High court marshal seeks enforcement of anti-picketing laws
RICHMOND, Va. (AP) — The marshal of the U.S. Supreme Court has asked Maryland and Virginia officials to enforce laws she says prohibit picketing outside the homes of the justices who live in the two states.
“For weeks on end, large groups of protesters chanting slogans, using bullhorns, and banging drums have picketed Justices' homes,” Marshal Gail Curley wrote in the Friday letters to Maryland Gov. Larry Hogan, Virginia Gov. Glenn Youngkin and two local elected officials.
Curley wrote that Virginia and Maryland laws and a Montgomery County, Maryland, ordinance prohibit picketing at justices' homes, and she asked the officials to direct police to enforce those provisions.

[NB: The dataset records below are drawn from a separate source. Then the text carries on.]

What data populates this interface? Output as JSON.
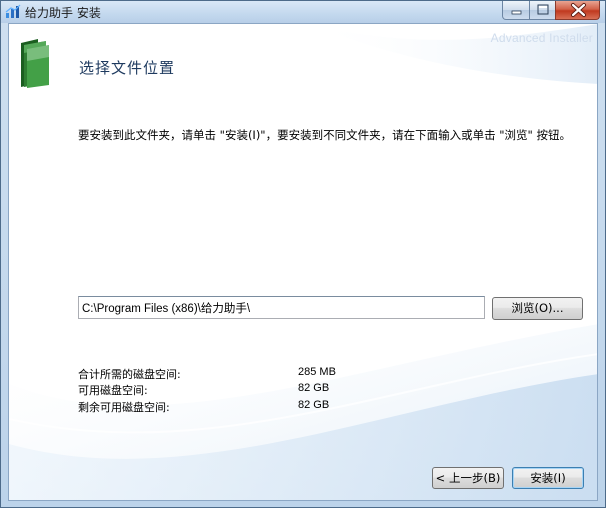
{
  "window": {
    "title": "给力助手 安装",
    "brand": "Advanced Installer"
  },
  "page": {
    "title": "选择文件位置",
    "instruction": "要安装到此文件夹，请单击 \"安装(I)\"，要安装到不同文件夹，请在下面输入或单击 \"浏览\" 按钮。"
  },
  "path": {
    "value": "C:\\Program Files (x86)\\给力助手\\"
  },
  "buttons": {
    "browse": "浏览(O)...",
    "back": "< 上一步(B)",
    "install": "安装(I)"
  },
  "disk": [
    {
      "label": "合计所需的磁盘空间:",
      "value": "285 MB"
    },
    {
      "label": "可用磁盘空间:",
      "value": "82 GB"
    },
    {
      "label": "剩余可用磁盘空间:",
      "value": "82 GB"
    }
  ],
  "icons": {
    "app": "app-logo-icon",
    "folder": "green-folder-icon",
    "minimize": "minimize-icon",
    "maximize": "maximize-icon",
    "close": "close-icon"
  },
  "colors": {
    "title_blue": "#1e3a5f",
    "close_red": "#c0391f",
    "folder_green": "#2e7d32"
  }
}
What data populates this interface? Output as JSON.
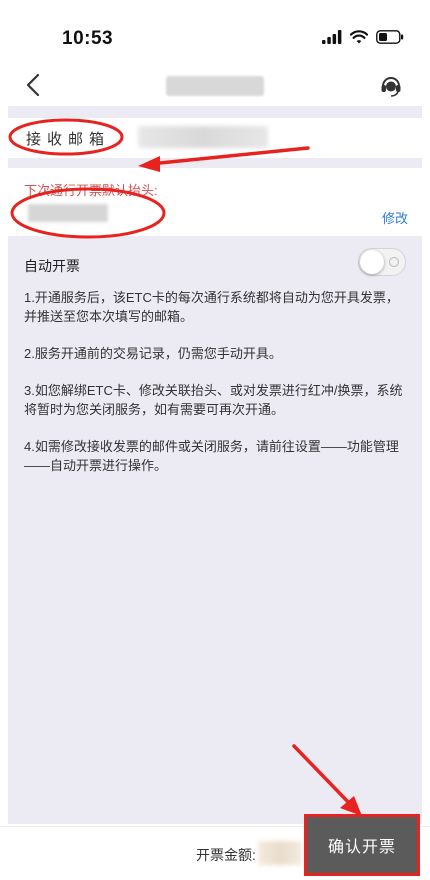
{
  "status": {
    "time": "10:53"
  },
  "nav": {
    "back_icon": "chevron-left-icon",
    "support_icon": "headset-icon"
  },
  "email": {
    "label": "接收邮箱"
  },
  "header": {
    "hint": "下次通行开票默认抬头:",
    "edit_label": "修改"
  },
  "auto_invoice": {
    "title": "自动开票",
    "enabled": false,
    "notes": [
      "1.开通服务后，该ETC卡的每次通行系统都将自动为您开具发票，并推送至您本次填写的邮箱。",
      "2.服务开通前的交易记录，仍需您手动开具。",
      "3.如您解绑ETC卡、修改关联抬头、或对发票进行红冲/换票，系统将暂时为您关闭服务，如有需要可再次开通。",
      "4.如需修改接收发票的邮件或关闭服务，请前往设置——功能管理——自动开票进行操作。"
    ]
  },
  "footer": {
    "amount_label": "开票金额:",
    "confirm_label": "确认开票"
  },
  "colors": {
    "annotation_red": "#e8231f",
    "link_blue": "#2f7bd6",
    "hint_red": "#d45050",
    "panel_bg": "#eceaf3"
  }
}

Justices' homes have been the target of abortion rights protests since May, when a leaked draft opinion suggested the court was poised to overturn the landmark 1973 Roe v. Wade case that legalized abortion nationwide.
The protests and threatening activities have “increased since May," Curley wrote in a letter, and have continued since the court's ruling overturning Roe v. Wade was issued last week.
“Earlier this week, for example, 75 protesters loudly picketed at one Justice's home in Montgomery County for 20-30 minutes in the evening, then proceeded to picket at another Justice's home for 30 minutes, where the crowd grew to 100, and finally returned to the first Justice's home to picket for another 20 minutes," Curley wrote in her letter to Montgomery County Executive Marc Elrich. “This is exactly the kind of conduct that the Maryland and Montgomery County laws prohibit.”
In her letter to Jeffrey McKay, chairman of the Fairfax County Board of Supervisors, she said one recent protest outside an unspecified justice's home involved dozens of people chanting, “no privacy for us, no peace for you!”